Já se passaram 113 anos desde que o alemão Alois Alzheimer enxergou, no microscópio, estranhas manchas que se formavam entre as células do cérebro de uma ex-paciente. Não demorou para que o médico juntasse as peças. A mulher, examinada por ele algum tempo antes, exibia sinais de agressividade, paranoia e perda progressiva de memória.

O psiquiatra, então, levantou a hipótese de que alterações cerebrais estavam associadas a sintomas mentais.
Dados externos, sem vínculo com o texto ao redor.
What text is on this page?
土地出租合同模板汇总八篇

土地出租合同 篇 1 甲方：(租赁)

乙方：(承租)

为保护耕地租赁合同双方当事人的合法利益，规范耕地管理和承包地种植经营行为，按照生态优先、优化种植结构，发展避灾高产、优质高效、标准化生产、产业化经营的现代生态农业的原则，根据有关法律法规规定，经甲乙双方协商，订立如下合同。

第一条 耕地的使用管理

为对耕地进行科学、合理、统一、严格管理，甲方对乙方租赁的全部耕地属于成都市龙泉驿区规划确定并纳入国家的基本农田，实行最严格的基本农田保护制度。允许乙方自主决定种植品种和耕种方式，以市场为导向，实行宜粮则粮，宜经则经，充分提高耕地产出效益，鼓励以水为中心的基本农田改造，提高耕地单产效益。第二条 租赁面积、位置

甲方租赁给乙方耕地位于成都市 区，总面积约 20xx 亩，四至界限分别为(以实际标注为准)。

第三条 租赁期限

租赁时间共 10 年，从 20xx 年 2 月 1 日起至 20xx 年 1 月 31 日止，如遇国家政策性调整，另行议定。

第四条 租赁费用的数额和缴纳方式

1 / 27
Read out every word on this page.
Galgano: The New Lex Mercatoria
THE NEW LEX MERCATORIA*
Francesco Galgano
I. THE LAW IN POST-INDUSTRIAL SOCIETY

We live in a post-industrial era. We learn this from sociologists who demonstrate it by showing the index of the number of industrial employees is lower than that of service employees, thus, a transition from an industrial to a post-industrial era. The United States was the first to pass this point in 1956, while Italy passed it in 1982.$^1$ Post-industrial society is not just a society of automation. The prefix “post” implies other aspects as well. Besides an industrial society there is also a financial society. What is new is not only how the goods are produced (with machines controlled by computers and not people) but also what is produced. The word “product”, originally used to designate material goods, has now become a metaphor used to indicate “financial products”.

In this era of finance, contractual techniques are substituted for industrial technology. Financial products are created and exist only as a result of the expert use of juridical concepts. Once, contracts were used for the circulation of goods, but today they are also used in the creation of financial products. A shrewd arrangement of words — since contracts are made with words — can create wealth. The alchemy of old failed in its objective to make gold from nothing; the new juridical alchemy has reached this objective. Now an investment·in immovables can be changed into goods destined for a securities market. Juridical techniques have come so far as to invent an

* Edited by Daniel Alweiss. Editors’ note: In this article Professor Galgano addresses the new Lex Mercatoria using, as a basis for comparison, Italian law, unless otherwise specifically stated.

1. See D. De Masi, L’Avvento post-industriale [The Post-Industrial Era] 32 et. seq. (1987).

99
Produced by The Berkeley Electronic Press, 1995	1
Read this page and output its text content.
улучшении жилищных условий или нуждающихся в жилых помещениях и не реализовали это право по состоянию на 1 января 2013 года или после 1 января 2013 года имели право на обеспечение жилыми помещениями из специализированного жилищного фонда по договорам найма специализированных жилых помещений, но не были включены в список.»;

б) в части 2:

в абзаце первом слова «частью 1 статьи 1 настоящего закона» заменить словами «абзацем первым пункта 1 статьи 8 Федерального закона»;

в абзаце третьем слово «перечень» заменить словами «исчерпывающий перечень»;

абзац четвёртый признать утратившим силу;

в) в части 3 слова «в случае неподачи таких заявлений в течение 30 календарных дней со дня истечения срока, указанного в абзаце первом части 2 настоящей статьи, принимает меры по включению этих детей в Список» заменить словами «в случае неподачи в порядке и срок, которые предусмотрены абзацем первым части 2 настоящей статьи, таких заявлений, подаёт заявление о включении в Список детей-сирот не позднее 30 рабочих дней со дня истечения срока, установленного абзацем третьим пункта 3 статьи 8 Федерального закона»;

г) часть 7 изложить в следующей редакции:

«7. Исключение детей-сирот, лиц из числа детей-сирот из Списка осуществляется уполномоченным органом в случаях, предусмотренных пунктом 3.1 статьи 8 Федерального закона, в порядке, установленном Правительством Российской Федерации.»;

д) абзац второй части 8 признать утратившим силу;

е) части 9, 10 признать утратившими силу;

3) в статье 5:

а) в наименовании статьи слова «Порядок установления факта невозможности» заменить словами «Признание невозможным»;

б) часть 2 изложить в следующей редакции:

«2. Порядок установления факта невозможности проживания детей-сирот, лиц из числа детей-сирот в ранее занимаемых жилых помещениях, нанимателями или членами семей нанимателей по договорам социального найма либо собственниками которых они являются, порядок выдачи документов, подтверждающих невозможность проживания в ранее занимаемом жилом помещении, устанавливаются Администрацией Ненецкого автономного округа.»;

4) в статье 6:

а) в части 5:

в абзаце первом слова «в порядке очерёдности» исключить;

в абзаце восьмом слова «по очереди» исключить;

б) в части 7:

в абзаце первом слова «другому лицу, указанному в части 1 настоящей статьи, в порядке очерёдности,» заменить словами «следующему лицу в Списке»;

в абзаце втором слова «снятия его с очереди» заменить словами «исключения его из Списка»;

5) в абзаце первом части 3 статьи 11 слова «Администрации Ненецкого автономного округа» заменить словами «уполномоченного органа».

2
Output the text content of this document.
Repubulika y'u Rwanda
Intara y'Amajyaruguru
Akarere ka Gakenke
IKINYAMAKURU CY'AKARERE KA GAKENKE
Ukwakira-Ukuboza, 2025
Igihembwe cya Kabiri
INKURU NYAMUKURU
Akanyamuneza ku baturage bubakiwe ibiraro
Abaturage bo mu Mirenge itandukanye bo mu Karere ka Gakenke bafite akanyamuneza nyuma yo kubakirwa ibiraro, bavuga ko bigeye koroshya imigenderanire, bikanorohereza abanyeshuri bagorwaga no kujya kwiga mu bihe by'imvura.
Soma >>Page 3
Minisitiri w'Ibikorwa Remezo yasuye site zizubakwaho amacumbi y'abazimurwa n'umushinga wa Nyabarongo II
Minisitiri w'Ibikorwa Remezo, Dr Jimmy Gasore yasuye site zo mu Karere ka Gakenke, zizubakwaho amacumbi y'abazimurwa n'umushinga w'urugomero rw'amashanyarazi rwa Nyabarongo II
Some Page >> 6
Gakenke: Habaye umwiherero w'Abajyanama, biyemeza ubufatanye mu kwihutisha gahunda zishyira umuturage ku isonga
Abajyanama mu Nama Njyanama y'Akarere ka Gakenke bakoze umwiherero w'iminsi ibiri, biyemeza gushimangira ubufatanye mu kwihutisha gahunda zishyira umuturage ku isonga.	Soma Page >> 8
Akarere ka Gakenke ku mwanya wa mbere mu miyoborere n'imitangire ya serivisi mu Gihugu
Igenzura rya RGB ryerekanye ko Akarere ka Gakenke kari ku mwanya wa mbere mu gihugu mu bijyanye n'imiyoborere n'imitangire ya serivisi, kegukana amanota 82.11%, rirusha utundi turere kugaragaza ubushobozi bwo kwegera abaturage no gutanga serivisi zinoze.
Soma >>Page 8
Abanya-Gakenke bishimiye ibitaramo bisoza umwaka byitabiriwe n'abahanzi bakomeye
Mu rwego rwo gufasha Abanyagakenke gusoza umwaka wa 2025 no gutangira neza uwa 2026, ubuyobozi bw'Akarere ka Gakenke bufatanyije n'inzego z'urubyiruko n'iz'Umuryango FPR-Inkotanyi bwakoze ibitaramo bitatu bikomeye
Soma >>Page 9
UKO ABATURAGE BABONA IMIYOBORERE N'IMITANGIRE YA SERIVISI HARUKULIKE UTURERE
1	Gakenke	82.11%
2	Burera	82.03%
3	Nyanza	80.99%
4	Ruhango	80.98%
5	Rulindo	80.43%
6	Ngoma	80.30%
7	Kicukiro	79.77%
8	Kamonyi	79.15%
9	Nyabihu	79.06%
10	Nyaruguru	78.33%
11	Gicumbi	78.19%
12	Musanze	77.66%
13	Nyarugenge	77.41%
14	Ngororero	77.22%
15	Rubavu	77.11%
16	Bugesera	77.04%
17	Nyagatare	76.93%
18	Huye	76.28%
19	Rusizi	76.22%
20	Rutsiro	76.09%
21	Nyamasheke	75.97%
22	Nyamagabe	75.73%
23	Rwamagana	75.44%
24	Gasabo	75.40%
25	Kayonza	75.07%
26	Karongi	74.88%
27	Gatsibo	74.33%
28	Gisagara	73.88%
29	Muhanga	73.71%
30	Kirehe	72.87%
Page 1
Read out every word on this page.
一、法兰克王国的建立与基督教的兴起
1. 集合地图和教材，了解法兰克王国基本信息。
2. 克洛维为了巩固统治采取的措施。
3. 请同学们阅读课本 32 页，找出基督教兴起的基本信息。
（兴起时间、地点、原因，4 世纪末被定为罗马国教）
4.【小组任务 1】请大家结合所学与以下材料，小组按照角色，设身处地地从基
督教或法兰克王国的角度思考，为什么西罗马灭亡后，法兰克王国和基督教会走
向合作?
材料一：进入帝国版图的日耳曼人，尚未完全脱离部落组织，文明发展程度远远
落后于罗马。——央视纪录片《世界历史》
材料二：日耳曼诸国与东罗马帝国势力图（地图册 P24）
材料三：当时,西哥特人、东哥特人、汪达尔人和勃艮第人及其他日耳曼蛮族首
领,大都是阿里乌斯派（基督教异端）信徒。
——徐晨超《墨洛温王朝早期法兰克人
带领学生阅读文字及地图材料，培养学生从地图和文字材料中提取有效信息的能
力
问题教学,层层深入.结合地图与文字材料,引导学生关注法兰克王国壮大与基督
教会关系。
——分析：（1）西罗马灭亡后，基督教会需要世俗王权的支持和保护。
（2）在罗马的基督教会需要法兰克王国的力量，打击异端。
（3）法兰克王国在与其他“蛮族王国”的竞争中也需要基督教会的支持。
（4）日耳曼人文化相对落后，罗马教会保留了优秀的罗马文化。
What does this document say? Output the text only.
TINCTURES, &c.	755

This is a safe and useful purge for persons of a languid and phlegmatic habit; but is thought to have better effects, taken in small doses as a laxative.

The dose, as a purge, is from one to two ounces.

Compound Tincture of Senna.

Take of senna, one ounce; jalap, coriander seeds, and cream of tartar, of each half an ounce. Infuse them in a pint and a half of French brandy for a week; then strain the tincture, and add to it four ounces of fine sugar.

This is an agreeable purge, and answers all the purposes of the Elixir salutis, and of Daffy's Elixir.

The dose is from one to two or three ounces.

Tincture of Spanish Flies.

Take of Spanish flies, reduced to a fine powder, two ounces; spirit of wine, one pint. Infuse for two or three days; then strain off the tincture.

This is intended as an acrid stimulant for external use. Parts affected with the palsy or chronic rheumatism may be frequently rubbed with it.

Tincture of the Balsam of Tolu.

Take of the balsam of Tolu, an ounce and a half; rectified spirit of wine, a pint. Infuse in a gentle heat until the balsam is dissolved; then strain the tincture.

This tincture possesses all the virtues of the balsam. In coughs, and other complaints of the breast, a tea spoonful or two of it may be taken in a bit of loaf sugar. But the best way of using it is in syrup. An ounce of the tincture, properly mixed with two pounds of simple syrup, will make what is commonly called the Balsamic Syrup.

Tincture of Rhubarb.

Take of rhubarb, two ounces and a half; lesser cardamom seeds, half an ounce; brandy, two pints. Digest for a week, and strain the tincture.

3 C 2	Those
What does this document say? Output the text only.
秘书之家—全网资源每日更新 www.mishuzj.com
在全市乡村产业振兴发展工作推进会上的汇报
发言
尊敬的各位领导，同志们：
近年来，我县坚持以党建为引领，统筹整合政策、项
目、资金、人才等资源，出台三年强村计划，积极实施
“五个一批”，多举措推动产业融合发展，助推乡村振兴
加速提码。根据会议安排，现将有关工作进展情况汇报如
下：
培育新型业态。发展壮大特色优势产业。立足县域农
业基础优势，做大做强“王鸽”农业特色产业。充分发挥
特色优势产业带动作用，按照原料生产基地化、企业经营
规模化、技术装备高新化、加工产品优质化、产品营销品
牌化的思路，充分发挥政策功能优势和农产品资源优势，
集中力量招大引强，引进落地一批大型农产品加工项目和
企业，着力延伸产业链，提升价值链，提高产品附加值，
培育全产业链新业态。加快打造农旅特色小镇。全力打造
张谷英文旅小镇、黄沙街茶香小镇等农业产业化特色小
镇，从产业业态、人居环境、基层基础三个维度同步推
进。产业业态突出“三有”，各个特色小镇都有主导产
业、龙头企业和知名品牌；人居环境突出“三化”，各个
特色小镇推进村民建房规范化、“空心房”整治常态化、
Desde então, foram publicadas centenas de milhares de artigos científicos sobre esse tipo de demência, investidos trilhões de dólares em pesquisas e realizadas centenas de ensaios clínicos de substâncias com potencial de tratar o mal. Porém, até agora, nenhum medicamento se mostrou capaz de agir diretamente na causa do Alzheimer.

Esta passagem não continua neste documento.